Les suspicions s’éveillent, je n’en doute pas, mais elles ne sont pas des preuves. Pour ça, j’ai une solution dont vous pourrez vous servir en temps venu : Vous trouverez ci-joint un carnet qui vous apparaitra d’un prime abord énigmatique tant son contenu est codé. Il est de mon devoir de vous orienter et de vous donner les moyens de le comprendre. Notez que ce carnet a été trouvé dans les biens de Monsieur Charles Badwin suite à mon enquête. Ce dernier a mis au point un système qui semble complexe dans un premier temps mais qui est assez simple en réalité. Chaque code est divisible en trois parties avec une ossature fixe qui est la suivante : +/- XXXX XM P/C/D suivi en général d’un nom ou d’un surnom.
Le premier code de quatre chiffres correspond à une date précise ou a eu lieu une transaction d’argent, la deuxième correspond à la somme reçue (en millions mais plus souvent en milliers, pour que la transaction soit plus discrète et de ce fait, moins décelable). Le +/- correspond à des rentrées ou des sorties d’argent, de ses gains ou pertes. P/C/D veulent dire respectivement « Prostitution, Combat et Dette », pour déterminer quel secteur d’activité lui rapporte le plus.
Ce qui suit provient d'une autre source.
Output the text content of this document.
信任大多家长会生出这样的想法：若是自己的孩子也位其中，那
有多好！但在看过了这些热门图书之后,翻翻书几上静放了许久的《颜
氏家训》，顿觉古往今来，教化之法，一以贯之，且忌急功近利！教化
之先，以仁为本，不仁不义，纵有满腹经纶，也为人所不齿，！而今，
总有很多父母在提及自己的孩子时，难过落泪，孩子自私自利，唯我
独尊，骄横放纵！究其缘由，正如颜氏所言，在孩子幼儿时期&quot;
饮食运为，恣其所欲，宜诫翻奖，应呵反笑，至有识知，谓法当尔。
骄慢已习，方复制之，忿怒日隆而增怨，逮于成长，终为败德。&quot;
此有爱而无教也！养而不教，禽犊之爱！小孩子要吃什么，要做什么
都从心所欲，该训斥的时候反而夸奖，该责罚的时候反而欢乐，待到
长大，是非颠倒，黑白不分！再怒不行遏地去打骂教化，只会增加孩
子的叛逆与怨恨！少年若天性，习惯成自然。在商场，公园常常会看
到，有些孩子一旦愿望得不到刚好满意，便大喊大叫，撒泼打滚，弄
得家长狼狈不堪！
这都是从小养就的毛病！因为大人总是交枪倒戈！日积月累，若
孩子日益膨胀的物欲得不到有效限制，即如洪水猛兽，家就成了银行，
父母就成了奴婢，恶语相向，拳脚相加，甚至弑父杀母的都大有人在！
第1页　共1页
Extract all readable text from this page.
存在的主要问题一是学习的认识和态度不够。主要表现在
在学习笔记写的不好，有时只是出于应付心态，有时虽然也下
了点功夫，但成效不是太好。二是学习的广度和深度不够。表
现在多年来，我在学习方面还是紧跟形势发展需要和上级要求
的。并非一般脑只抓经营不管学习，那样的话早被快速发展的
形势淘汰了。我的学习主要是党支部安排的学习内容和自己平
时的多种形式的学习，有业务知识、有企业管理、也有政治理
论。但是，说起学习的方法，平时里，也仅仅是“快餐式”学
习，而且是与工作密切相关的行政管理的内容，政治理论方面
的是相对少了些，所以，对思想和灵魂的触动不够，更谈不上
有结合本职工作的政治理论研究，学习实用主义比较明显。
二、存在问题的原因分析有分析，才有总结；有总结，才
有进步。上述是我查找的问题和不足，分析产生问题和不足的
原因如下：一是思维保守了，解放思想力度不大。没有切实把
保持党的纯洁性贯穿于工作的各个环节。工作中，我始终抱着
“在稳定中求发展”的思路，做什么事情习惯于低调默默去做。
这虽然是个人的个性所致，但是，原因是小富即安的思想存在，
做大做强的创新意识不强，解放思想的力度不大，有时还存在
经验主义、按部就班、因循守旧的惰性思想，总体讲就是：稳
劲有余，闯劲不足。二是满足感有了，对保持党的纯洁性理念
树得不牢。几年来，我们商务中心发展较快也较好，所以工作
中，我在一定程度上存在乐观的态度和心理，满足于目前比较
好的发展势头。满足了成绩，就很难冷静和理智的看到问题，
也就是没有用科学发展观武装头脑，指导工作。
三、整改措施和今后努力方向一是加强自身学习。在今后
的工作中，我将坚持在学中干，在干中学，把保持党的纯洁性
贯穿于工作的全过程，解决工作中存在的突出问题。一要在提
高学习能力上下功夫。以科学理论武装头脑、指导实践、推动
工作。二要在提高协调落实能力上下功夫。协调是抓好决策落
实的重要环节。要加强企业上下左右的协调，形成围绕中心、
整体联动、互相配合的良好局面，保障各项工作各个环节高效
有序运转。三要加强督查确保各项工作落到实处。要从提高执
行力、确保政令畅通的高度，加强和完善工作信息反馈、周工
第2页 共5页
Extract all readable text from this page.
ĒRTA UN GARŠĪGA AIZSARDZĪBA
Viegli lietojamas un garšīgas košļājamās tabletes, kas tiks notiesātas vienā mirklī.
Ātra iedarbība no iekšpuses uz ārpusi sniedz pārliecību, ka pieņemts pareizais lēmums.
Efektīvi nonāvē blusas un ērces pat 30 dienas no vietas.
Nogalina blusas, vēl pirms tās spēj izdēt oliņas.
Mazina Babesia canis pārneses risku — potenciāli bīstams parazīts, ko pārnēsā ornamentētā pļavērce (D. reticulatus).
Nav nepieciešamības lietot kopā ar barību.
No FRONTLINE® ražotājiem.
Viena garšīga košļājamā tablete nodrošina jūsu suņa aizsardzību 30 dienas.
Bien entendu, vous n’êtes pour l’instant pas à même de croire mes allégations, ou tout du moins ce qui peut y ressembler. J’ai fait ma propre enquête et ai tenté de joindre certaines des personnes citées sur ce carnet. Beaucoup n’ont pas répondu, certaines m’ont insultée, d’autres ont choisi de vérifier mes dires. C’est en partie ce qui m’a servi à reconstruire le code de monsieur Badwin. Badwin qu’ils ne connaissaient pas sous ce nom-là, mais sous celui d’Igor Gargarismov. Vous trouverez aussi toute l’enquête minutieuse menée, ainsi que la retranscription des conversations que j’ai pu avoir avec toutes les personnes que j’ai pu joindre. Certaines vous intéresseront beaucoup. Pour apporter de l’eau au moulin, deux témoins sont prêts à témoigner à charge contre Badwin, ou Gargarismov pensent-ils plutôt, le jour où vous vous déciderez à ouvrir un procès.
Je me suis permise néanmoins de piocher au hasard dans ce petit livre de compte et de faire des rapprochements avec certains achats de Badwin. Vous trouverez le hasard fantastique, un peu comme l’a été ma satisfaction lorsque je me suis rendue compte de ces correspondances. Un endetté verse sa somme à tel date à Igor Gargarismov et Charles Badwin s’achète(nt) une nouvelle œuvre d’art qu’il entrepose dans sa somptueuse galerie. Je suis certaine qu’en fouillant un peu plus, vous trouverez des transactions d’argent partant de Badwin jusqu’au compte en banque de Tchempo, lui aussi joliment garni. Pour vous faciliter la tâche, je l’ai déjà fait. De rien.
A propos du Taureau : Derrière les barreaux de sa cellule, il ne taira pas plus longtemps le nom de ses patrons lorsqu’il rentrera en possession d’une lettre de ce même acabit, lui donnant la possibilité de retrouver la liberté plus tôt en échange de son témoignage. Je peux vous sembler confiante, mais croyez bien que j’ai les moyens de l’être, et constatez surtout.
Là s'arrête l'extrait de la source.